And when the woman The woman's attention has been drawn to the tree. She finds that the serpent's suggestion, based on the mysterious properties of the fruit and on the supposition of Jehovah's jealousy and unkindness, is reinforced by the attractive appearance of the fruit. Probably good to taste, evidently fair to look on, and alleged to contain the secret of wisdom, the sight of the fruit stimulates desire, and this being no longer resisted by a loyal love of God obtains the mastery; cf. James 1:14-15, "Each man is tempted when he is drawn away by his own lust, and enticed. Then the lust, when it hath conceived, beareth sin: and the sin, when it is fullgrown, bringeth forth death."

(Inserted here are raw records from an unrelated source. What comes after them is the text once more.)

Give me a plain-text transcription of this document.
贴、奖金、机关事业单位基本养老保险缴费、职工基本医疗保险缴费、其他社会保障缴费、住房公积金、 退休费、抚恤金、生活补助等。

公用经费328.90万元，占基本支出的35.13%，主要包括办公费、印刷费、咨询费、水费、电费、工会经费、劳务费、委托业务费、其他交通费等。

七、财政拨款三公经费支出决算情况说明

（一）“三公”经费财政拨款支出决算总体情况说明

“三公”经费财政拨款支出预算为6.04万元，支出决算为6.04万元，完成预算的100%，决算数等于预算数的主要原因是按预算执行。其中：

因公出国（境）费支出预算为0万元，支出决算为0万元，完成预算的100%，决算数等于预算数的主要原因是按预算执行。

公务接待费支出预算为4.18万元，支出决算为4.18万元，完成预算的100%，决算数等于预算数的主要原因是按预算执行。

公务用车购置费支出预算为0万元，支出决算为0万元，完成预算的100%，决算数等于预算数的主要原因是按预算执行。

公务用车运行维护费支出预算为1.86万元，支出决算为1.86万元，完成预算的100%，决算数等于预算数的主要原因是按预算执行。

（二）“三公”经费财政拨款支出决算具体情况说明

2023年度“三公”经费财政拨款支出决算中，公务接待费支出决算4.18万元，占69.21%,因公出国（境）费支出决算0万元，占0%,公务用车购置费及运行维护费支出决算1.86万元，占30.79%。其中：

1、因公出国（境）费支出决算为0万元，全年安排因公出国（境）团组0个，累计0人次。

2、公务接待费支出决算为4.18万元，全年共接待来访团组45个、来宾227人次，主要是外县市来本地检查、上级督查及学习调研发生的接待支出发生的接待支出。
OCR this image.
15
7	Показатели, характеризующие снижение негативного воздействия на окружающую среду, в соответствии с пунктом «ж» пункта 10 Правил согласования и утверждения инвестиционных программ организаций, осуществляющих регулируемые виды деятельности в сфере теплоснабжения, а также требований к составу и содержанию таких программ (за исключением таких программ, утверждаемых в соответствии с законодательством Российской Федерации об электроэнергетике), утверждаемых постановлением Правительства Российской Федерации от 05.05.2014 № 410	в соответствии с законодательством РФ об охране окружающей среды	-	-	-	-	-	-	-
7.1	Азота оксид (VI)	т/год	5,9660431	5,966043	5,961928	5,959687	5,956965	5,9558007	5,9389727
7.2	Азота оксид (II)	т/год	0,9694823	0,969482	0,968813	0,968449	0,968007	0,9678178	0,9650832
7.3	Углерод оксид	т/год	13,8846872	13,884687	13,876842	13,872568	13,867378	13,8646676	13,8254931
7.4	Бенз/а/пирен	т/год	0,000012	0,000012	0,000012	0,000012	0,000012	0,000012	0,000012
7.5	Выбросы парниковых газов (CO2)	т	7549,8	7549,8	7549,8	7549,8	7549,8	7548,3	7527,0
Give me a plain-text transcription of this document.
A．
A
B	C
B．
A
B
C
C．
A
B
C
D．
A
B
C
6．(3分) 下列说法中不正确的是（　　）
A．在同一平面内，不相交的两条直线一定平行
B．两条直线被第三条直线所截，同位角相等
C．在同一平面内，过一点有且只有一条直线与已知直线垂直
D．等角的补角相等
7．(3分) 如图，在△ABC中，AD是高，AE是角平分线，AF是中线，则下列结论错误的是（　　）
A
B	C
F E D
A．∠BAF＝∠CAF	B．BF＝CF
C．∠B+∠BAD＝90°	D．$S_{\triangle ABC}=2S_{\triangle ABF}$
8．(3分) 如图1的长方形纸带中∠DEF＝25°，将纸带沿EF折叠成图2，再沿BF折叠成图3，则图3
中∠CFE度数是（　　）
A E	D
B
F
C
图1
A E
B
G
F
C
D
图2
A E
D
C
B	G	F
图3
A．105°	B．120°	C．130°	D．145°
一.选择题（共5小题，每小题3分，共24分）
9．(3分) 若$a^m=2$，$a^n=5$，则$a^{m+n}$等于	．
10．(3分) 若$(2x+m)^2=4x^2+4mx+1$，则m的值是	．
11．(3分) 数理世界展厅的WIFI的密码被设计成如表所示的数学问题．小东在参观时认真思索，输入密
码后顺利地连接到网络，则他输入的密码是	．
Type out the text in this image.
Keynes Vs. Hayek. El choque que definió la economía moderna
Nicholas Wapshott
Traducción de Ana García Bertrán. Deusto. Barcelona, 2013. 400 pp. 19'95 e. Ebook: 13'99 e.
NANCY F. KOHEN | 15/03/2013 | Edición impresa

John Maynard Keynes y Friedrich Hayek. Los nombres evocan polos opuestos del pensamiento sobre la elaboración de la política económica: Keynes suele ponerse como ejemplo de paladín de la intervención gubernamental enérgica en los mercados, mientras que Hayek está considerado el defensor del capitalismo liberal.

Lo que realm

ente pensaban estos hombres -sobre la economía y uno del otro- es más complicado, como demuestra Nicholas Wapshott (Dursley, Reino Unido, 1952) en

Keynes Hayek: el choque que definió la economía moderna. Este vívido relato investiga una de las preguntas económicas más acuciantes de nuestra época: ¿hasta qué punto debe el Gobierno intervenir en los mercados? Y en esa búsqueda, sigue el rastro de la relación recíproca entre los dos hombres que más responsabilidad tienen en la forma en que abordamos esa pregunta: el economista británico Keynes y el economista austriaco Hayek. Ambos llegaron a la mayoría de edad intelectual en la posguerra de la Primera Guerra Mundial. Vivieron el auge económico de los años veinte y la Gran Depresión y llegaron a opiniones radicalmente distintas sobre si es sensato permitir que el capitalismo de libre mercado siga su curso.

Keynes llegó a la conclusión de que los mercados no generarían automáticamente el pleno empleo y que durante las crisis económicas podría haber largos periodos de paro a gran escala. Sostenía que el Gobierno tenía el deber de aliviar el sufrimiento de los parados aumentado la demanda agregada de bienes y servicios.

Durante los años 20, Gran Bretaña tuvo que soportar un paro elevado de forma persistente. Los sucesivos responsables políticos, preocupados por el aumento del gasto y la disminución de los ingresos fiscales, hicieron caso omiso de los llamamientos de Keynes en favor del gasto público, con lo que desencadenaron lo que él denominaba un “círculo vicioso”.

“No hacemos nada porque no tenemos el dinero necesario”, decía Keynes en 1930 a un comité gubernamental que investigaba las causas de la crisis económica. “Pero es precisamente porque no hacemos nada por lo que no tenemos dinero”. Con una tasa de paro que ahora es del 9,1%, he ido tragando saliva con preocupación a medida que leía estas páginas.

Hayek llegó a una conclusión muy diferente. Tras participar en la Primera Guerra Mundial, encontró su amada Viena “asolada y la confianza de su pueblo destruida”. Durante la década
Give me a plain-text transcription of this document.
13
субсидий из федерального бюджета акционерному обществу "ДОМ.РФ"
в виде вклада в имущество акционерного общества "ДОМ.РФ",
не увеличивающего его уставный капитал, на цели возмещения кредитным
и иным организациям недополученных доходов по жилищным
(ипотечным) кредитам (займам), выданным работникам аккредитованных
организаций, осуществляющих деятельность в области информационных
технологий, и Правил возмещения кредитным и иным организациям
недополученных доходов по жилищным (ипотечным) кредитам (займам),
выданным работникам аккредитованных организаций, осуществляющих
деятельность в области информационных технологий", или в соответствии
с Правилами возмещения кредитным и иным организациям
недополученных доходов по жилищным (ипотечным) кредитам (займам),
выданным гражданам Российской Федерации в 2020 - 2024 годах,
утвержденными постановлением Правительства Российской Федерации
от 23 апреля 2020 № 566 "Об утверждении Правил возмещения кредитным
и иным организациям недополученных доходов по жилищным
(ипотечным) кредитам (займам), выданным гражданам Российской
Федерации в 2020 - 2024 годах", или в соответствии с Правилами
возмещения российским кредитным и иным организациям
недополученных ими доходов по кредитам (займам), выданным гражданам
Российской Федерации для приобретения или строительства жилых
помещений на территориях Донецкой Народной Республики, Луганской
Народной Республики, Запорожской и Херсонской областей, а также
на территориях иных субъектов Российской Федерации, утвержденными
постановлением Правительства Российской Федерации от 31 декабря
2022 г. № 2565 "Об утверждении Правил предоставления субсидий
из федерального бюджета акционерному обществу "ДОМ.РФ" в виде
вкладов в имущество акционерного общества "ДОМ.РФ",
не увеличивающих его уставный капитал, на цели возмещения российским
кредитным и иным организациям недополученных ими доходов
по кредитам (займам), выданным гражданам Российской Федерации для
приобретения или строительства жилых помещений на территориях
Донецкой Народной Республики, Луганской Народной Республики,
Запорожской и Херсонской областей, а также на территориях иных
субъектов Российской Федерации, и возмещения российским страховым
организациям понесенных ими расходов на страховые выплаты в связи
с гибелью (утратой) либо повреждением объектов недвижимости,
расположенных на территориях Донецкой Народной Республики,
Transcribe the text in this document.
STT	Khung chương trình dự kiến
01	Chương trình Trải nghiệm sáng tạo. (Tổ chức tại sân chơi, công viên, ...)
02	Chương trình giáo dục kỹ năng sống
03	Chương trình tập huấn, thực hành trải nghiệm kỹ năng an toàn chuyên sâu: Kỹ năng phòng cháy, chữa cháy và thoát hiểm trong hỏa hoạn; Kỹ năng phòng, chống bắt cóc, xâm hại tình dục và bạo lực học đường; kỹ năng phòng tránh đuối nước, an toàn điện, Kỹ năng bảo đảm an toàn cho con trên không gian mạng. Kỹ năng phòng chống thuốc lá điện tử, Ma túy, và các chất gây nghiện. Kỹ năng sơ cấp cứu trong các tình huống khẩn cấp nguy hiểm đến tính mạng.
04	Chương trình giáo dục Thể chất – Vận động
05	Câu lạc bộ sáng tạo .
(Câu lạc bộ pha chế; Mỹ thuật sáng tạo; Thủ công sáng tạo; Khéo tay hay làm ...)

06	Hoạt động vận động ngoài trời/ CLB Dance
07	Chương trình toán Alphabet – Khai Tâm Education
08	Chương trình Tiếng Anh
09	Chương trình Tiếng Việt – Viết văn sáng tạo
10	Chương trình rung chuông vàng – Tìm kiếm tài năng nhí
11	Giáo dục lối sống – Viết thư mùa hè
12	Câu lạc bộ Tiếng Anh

to be desired to make one wise or rather, "to be desired, in order to be wise." The same word in the Hebrew as in Psalms 2:10, "now therefore be wise, O ye kings." The R.V. marg., "desirable to look upon," gives a rendering of the Hebrew word which is not supported by its use elsewhere in the Bible, though found with this sense in late Hebrew, and in this verse supported by the versions, LXX ὡραῖον τοῦ κατανοῆσαι, Vulg. aspectu delectabile, and the Syriac Peshitto.

and she gave also The story is so condensed that we are left in ignorance, whether the man yielded as easily to the woman as she had to the serpent. The fact that the woman "fell" first, before the man, was presumably a point upon which stress was laid in the Rabbinic teaching, to which St Paul alludes in 1 Timothy 2:14, "and Adam was not beguiled, but the woman being beguiled hath fallen into transgression."